For all practical purposes, that proposal appears to have been eclipsed by developments on the ground, leaving the two-region (north and south) federation as the alternative.

As the situation stands, developments are progressing at two levels, one tactical and entailing the political rupture between the Hadi government and the STC; the other strategic and involving the Yemeni crisis as a whole, including both the Houthi insurrection in the north and the southern question.

Both Riyadh and Abu Dhabi appear agreed on the need to sustain the Hadi government until the coalition succeeds in ending the Houthi insurrection in the north.

A sign of this accord can be found in recent tweets by Hani Bin Breik, a key STC leader who had previously served in the Hadi government. He has said that the Southern Resistance Forces (SRF), the military wing of the STC, will continue to work with the Arab coalition against the Houthis, especially in the western coastal region.

Breik’s tweets did not spare the STC from harsh criticism from the Giants Brigade, another militia from the Southern Movement, that took part in the coalition’s northward march up the western coast towards Hodeida.

Spokesmen for the Giants Brigade have protested STC policies and called for an independent investigation into the STC’s military actions in Aden this month.
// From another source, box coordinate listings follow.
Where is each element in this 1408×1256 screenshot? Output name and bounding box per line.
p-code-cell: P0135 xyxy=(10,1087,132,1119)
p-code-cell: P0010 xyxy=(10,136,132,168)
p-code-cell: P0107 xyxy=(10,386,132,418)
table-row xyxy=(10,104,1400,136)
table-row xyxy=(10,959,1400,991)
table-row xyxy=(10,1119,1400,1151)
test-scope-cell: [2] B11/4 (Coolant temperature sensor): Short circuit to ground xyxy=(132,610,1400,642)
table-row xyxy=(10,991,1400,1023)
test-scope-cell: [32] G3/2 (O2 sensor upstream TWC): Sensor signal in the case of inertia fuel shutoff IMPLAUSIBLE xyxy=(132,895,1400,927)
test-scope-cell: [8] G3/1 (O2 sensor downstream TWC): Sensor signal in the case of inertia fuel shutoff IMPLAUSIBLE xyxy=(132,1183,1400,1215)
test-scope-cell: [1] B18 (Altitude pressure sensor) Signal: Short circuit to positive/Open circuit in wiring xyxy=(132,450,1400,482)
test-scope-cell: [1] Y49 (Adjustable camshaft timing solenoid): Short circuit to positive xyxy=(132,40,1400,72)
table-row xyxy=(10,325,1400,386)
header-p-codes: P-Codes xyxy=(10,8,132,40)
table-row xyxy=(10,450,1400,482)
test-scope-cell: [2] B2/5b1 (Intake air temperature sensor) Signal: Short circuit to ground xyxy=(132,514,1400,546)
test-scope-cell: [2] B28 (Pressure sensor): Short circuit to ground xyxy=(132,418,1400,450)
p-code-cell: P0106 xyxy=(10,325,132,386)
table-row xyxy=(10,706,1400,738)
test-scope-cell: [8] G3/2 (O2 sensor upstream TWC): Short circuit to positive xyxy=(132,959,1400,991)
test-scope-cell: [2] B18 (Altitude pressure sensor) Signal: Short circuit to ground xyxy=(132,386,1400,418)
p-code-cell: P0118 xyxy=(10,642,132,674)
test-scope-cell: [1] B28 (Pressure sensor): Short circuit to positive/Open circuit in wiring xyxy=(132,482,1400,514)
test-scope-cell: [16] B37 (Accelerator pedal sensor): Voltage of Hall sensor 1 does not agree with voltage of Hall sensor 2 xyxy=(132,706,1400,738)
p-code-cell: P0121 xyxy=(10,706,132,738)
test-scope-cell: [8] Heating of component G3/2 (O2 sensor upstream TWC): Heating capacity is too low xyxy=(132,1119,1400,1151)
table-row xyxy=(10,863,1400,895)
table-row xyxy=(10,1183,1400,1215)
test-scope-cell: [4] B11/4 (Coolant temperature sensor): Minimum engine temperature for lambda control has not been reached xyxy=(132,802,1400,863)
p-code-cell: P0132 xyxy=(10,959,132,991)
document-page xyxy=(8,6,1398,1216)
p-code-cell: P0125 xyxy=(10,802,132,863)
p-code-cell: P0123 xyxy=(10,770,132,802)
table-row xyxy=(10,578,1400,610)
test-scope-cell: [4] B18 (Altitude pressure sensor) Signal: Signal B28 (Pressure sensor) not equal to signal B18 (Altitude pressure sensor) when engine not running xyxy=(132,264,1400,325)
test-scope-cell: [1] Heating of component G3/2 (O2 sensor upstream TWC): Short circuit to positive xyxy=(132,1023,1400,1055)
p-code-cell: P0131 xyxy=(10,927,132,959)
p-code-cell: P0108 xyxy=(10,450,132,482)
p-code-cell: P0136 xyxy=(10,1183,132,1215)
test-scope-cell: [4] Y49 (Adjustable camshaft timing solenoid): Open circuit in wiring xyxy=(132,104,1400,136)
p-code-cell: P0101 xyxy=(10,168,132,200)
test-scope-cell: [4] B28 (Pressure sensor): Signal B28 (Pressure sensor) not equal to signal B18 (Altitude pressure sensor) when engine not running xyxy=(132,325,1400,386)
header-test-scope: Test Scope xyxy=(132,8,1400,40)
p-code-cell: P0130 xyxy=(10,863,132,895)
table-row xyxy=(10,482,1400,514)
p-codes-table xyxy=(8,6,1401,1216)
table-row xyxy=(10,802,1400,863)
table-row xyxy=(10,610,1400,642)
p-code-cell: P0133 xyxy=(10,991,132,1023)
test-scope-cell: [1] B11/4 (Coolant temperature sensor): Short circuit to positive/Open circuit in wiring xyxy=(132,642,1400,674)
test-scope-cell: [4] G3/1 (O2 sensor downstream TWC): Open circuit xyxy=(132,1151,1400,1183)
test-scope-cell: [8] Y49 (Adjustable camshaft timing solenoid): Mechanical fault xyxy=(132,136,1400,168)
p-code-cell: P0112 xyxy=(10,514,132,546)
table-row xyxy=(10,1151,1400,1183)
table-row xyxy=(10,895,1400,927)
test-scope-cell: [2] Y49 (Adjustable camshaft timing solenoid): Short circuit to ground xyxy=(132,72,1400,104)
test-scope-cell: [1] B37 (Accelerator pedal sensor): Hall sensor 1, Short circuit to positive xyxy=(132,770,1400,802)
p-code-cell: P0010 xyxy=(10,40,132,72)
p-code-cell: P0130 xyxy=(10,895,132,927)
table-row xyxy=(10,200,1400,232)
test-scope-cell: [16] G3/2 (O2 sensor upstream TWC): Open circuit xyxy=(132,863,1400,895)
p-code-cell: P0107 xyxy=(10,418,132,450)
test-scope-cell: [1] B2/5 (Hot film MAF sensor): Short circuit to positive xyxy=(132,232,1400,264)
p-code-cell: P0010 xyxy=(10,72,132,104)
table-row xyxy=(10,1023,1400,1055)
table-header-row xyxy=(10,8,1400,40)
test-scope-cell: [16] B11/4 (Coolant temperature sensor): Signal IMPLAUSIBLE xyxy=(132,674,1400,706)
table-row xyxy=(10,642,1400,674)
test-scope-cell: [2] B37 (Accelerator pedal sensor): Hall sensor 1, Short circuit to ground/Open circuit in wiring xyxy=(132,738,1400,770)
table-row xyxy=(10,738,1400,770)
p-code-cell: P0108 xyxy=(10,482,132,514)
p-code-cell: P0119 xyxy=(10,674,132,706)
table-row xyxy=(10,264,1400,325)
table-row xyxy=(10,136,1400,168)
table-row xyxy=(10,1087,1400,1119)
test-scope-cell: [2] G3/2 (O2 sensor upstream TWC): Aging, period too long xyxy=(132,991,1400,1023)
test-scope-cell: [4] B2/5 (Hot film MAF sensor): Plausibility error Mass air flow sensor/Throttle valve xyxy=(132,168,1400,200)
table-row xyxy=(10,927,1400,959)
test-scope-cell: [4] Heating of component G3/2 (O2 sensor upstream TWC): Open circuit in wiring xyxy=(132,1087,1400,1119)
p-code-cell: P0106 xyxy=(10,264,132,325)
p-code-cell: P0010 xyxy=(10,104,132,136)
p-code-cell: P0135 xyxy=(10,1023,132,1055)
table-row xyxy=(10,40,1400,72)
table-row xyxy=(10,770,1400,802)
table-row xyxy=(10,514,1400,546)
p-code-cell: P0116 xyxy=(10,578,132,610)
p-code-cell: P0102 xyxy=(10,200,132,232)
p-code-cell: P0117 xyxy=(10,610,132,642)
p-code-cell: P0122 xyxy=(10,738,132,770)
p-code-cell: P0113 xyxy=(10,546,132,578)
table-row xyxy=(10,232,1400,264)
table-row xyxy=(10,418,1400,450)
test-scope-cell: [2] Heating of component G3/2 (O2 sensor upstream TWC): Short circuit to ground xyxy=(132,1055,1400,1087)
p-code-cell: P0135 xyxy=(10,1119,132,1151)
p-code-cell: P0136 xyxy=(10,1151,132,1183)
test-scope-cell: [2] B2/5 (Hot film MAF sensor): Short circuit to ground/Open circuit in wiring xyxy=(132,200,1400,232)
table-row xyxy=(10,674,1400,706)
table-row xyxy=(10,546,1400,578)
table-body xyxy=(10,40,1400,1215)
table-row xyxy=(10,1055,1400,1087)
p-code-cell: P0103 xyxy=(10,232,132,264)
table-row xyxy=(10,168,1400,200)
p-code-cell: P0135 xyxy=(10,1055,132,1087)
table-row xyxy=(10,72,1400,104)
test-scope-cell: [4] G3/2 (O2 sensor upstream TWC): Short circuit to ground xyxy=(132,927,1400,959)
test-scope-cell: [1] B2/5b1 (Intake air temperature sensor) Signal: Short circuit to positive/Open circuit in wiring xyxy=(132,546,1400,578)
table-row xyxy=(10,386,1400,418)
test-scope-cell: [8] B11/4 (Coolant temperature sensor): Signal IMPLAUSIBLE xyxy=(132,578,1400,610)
The STC leadership also came under attack from other directions. Houthi militia leader Abdul-Malik Al-Houthi cautioned Sunday, “the STC shouldn’t jubilate over its achievements. It won’t be able to rejoice for long.”

At the broader strategic level, the STC, according to sources in south Yemen, has suggested that UN Special Envoy for Yemen Martin Griffiths assume responsibility for the current situation in the south since it is part of the Yemeni crisis as a whole.

By time of writing, there had been no indication as to whether or not Griffiths would take part in the envisioned Jeddah meeting.

In his statements to date, Griffiths has expressed concern over developments in Aden, condemned the military clashes and called on all parties to protect civilians and to choose dialogue over violence.However, he has not given any indication as to whether he was considering intervening in this dimension of the crisis.

Meanwhile, Abdulrahman Al-Rashed, a prominent journalist who is close to the Saudi leadership, maintains that the STC has only two options to choose from: peaceful negotiations over a form of separation that would only take place after the end of the Houthi insurgence or turning to the UN in an appeal for international recognition.

 *A version of this article appears in print in the 22 August, 2019 edition of Al-Ahram Weekly under the headline: Will Yemen divide?